By Richard Romano on February 20th, 2013
New York’s Mayor Bloomberg has—as with any such initiative—incurred the plaudits of some, and the ire of others for his proposed phase-out of foam food packaging. (Personally, I would be all in favor of banning those packing noodles, but for reasons that have nothing to do with the environment.) This would include take-out boxes, cups, trays, and the like. Bloomberg also announced a pilot composting initiative for Staten Island which, if successful, can be scaled up and implemented city-wide.
The plastic foam ban is not the first of its kind; San Francisco, Portland, Ore., and Seattle have similar laws on the books.
Says Environmental Leader:
City officials said a plastic-foam ban on products including cups, trays and takeout boxes could save millions of dollars, reported the New York Times. Recycling plastic foam, which is not biodegradable, can cost up to $20 per ton. The major’s office estimated the city’s annual waste stream included about 20,000 tons of plastic foam, reported the Times.
The next question being, well, what are the alternatives?
Since 2009, Global Green USA has worked with our Coalition for Resource Recovery to develop and promote solutions for recycling foodservice packaging into valuable, high-quality materials. In recycling trials with Western Michigan University we’ve found that many foodservice packaging items can be recycled into valuable new products — even with some food contamination.
And good news for the paper industry:
Our 2013 efforts will focus on testing the range of replacements for expanded polystyrene, such as molded fiber and micro-flute paper products. Markets for recovered paper are growing stronger as traditional sources of fiber are declining. This makes the transition to paper-based alternatives for expanded polystyrene timely from both an environmental and economic perspective.

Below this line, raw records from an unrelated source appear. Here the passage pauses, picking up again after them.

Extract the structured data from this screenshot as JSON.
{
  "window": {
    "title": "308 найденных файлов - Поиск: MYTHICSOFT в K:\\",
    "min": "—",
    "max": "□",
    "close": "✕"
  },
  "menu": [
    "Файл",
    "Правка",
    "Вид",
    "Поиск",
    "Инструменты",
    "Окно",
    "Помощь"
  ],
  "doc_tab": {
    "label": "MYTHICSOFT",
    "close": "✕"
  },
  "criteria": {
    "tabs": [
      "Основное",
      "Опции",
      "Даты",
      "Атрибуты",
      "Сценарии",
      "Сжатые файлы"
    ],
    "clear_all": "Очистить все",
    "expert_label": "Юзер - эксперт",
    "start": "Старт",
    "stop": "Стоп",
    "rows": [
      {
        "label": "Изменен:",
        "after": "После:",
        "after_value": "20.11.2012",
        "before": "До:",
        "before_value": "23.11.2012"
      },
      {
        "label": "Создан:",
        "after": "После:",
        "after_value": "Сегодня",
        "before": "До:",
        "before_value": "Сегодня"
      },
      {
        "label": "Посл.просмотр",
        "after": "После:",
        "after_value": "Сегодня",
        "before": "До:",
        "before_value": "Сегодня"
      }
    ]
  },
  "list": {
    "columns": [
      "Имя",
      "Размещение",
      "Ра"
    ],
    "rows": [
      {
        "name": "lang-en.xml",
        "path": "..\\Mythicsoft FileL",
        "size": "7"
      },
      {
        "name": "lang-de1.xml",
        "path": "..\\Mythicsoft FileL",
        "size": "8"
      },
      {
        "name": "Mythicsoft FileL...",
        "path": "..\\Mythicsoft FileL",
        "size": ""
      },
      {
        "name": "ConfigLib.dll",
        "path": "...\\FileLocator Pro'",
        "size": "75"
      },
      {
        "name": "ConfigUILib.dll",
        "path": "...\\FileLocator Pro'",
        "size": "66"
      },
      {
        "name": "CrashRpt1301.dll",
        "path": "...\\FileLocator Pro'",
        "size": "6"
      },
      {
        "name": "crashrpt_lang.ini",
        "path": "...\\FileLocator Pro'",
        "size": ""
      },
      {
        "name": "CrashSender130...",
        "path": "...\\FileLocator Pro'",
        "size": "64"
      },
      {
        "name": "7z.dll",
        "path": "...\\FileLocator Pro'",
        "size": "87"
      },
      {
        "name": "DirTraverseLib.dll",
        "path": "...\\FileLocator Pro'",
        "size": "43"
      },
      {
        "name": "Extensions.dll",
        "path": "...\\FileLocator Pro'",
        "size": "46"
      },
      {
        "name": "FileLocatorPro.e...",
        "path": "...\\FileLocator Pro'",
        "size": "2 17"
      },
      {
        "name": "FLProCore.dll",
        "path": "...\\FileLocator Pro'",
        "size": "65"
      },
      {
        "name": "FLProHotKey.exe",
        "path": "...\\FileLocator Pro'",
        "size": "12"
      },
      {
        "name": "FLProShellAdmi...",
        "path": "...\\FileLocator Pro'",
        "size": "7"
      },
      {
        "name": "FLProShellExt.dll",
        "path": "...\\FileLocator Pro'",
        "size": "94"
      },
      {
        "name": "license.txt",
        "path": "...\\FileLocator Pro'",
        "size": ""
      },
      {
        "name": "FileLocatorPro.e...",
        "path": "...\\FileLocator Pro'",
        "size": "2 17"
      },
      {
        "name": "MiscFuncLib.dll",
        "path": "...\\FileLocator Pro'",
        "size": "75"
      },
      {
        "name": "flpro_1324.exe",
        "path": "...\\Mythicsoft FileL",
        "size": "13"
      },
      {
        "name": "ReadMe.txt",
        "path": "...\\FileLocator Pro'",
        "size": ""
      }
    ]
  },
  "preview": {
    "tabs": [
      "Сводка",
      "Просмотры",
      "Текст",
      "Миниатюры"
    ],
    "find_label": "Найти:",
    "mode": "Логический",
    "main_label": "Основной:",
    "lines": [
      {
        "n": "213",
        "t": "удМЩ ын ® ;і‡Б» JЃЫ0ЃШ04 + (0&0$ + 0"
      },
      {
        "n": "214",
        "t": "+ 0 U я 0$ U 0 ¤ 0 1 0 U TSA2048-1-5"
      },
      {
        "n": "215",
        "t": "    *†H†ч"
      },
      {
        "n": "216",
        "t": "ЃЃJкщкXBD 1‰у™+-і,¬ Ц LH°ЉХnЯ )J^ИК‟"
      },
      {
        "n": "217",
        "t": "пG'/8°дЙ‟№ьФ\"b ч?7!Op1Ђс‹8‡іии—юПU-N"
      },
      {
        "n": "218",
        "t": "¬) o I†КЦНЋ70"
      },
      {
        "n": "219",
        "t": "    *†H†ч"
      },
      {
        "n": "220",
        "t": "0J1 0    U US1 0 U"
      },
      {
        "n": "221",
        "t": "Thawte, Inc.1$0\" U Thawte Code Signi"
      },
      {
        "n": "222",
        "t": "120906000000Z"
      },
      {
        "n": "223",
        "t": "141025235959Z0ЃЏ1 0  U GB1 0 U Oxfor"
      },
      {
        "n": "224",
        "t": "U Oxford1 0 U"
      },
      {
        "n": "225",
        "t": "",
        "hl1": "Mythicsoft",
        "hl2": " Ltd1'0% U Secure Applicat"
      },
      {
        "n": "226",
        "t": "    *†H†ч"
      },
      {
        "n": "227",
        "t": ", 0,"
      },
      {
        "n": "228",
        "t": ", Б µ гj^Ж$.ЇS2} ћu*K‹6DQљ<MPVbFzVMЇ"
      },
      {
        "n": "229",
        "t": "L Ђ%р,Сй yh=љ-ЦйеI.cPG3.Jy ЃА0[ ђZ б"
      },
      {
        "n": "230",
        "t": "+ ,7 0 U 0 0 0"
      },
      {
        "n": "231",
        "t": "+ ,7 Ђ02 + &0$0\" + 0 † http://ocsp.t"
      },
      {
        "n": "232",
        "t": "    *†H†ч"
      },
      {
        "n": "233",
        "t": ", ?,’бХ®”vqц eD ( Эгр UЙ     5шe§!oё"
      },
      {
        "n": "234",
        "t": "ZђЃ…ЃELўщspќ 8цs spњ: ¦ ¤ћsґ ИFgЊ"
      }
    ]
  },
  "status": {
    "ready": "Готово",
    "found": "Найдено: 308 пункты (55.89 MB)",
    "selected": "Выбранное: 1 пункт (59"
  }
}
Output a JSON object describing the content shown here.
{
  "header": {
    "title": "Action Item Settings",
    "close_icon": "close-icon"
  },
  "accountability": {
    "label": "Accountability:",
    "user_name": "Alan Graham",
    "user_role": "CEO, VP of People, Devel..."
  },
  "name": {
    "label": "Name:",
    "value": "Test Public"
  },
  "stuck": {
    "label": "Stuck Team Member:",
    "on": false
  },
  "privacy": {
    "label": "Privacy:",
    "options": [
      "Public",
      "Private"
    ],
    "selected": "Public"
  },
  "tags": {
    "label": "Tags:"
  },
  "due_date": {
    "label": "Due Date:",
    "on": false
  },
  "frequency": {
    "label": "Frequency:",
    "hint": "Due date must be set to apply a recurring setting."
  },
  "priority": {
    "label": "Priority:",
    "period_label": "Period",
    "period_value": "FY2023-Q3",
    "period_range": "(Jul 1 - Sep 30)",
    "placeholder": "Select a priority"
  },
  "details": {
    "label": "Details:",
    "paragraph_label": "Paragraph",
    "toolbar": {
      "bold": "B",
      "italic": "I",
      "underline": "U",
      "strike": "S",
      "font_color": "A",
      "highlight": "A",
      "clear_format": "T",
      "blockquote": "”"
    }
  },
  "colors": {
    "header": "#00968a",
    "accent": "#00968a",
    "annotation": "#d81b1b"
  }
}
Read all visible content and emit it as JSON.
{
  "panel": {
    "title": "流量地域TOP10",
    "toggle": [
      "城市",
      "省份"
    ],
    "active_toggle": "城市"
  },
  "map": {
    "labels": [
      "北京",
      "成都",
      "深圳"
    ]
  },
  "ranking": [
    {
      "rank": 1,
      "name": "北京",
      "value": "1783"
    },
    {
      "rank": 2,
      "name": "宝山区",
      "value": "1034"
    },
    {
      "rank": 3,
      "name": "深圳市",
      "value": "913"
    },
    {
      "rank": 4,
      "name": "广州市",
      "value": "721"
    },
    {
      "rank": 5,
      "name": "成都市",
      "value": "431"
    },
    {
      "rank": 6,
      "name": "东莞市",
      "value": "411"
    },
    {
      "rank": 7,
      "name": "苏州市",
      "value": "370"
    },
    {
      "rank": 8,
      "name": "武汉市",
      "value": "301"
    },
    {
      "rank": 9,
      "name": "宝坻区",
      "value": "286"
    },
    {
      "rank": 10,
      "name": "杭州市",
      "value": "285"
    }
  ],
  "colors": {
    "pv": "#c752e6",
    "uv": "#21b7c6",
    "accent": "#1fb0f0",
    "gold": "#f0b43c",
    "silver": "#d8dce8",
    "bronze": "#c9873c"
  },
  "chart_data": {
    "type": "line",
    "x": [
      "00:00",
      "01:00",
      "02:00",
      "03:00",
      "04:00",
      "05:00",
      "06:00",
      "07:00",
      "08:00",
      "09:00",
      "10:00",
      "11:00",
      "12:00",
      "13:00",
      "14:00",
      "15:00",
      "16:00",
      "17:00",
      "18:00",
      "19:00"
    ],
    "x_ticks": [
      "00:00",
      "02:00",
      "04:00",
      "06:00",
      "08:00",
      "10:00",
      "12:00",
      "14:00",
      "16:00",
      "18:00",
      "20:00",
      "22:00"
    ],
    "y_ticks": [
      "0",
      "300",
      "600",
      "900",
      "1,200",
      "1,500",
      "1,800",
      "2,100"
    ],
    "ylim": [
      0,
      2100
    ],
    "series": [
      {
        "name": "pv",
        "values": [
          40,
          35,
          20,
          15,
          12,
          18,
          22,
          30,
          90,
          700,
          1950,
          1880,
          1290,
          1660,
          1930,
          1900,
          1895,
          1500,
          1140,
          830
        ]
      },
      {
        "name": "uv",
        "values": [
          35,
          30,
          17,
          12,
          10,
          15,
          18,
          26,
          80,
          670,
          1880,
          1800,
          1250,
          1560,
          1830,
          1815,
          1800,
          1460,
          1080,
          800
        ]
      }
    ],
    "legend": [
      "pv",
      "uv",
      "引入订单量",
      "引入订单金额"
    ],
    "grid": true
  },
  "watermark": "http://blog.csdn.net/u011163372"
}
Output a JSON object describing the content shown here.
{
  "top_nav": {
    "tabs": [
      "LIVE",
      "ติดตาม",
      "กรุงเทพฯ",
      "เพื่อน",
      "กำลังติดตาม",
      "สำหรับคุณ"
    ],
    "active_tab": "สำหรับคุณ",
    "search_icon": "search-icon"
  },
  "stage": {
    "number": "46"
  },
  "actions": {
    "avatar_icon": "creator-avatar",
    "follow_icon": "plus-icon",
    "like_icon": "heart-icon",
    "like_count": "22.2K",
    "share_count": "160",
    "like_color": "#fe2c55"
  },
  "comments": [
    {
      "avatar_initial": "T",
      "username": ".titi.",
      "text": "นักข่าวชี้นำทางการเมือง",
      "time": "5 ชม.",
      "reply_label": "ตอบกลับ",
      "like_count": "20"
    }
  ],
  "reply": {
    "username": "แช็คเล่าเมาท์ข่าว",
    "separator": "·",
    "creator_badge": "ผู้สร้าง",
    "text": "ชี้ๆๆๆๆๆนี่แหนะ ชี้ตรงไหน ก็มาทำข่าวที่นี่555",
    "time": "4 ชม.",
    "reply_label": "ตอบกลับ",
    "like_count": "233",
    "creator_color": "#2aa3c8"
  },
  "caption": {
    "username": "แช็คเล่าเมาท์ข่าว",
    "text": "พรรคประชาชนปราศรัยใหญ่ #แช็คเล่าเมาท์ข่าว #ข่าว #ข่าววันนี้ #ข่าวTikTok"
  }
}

But the plastics industry was not amused. Says Plastics News:
[…]PS foam food service products make up less than one percent of solid waste in the U.S., according to the Environmental Protection Agency. Those products use significantly less energy and water to manufacture that [sic] paper alternatives and create significantly less waste by weight and comparable waste by volume, he said.
In a Feb. 14 phone interview, ACC plastics markets managing director Keith Christman said that New York’s City Council previously has considered a PS foam food service ban, but ultimately rejected it, partly because replacing EPS food service products with alternatives would cost the city an additional $7 million per year.
He also pointed out that an item on the city’s own Department of Sanitation website states that PS foam accounts for only 0.5 percent of the city’s waste.
As my aunt used to say, “it depends whose ox is being gored.”